City analysts warned that the Eurasian Natural Resources Corporation (ENRC) had become a "no-go" for investors worried about corporate governance issues yesterday as the Kazakh miner sought to reassure the market by saying that its widely-watched boardroom review was "well under way".
The group said the results of a three-month review, announced in June alongside the departure of four non-executive directors, including the City grandee Sir Richard Sykes, would be out in mid-September.
ENRC also expressed confidence that the exercise would result in a "properly constituted board, which will encompass the interests of all stakeholders".
But Collins Stewart analysts said: "Given the recent issues this seems to be a highly optimistic statement and is likely to be sceptically received by investors." The broker also highlighted the fact that, among the big mining companies, ENRC's shares were the second cheapest, behind those issued by the controversial Indian miner Vedanta Resources – a state of affairs that its analysts said was set to persist as the Kazakh group had become a "no-go stock for many investors due to corporate governance issues".
The business, which is about 44 per cent owned by its three Kazakh founders, Alexander Mashkevitch, Alijan Ibragimov and Patokh Chodiev, has seen its share price fall by more than 35 per cent since the beginning of this year.
Yesterday, as it posted a 33 per cent increase in underlying earnings before interest tax, depreciation and amortisation, its chief executive Felix Vulis attempted to reassure investors by promising an independent board.
"We are on target and some time in mid-September we will come out with the full review and the full results of the review," he said. "[We are] committed to a full independent board, I can assure you of that."

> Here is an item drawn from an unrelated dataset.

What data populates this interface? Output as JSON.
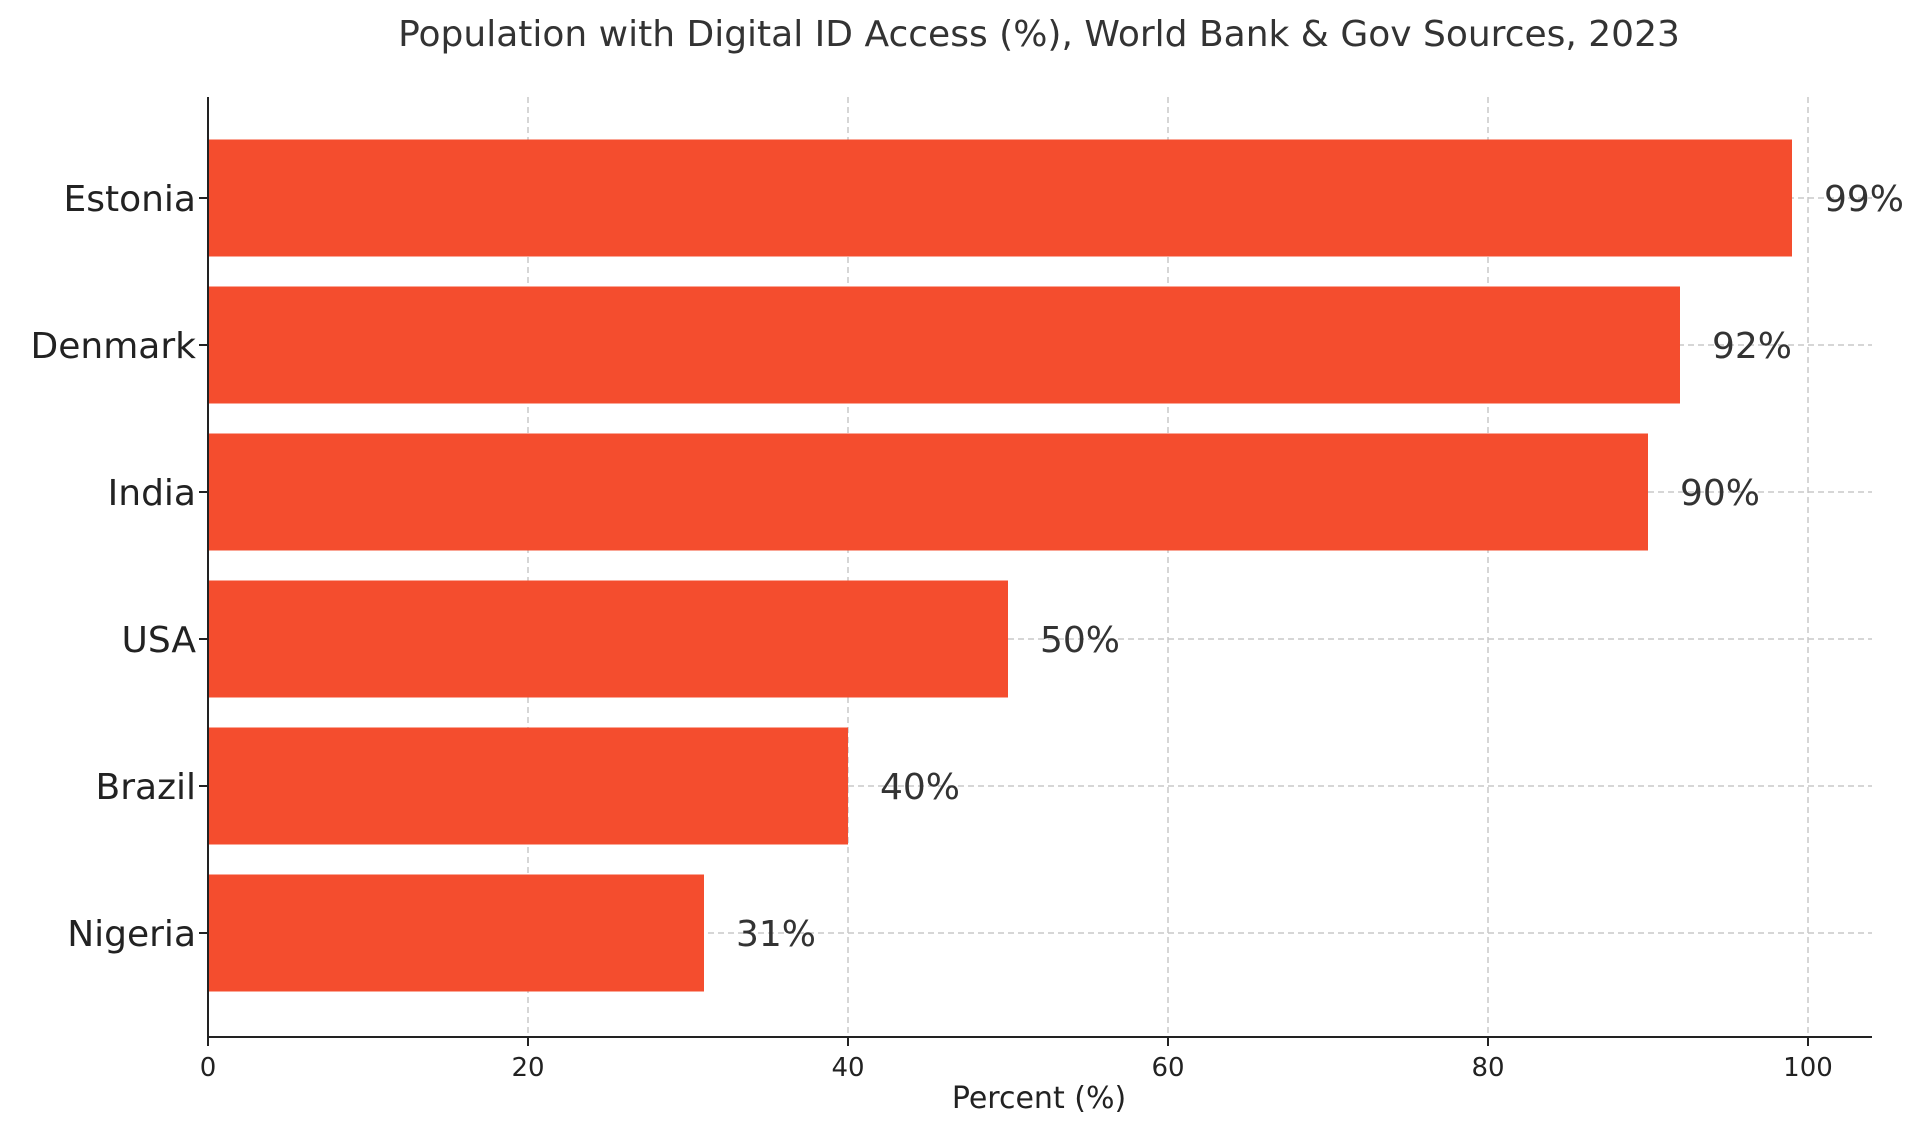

The issue burst out into the open in June, when Sir Richard Sykes, the company's senior independent director, and non-executive director Ken Olisa were voted out, while two other directors – Abdraman Yedilbayev and Eduard Utepov – decided against seeking re-election.
In a valedictory letter to the board, Mr Olisa said the company's "chronic failure to meet the governance standards expected of a FTSE 100 company" had been "laid bare" by an Institute of Chartered Secretaries and Administrators review – but that no action had been taken. He added that he had raised the view that ENRC faced a choice between a governance model where the founding shareholders "take a big step back and let the board of ENRC govern the company independently, or they should take a big step forward and play a hands-on role in the strategic and operational detail of the business". "Neither is the right answer per se, but a hybrid is definitely the wrong one," he said.
Mr Olisa also claimed that the decision to vote him and Sir Richard off the board at the annual meeting in June was in "absolute contravention of assurances" given the week before, characterising the action "more Soviet than City".
Earlier, speculation – denied by Mr Olisa and Sir Richard – had centred on possible board-level disagreements over ENRC's decision last year to buy a stake in Camrose, which owns the permit to run the Kolwezi project in the Democratic Republic of Congo.
First Quantum, the previous owner of the permit, had had its licence revoked by Government, and is currently seeking compensation over the move.
Last month, a British Virgin Islands court reserved judgment on an application by ENRC units to strike out a $2bn (£1.2bn) claim by First Quantum.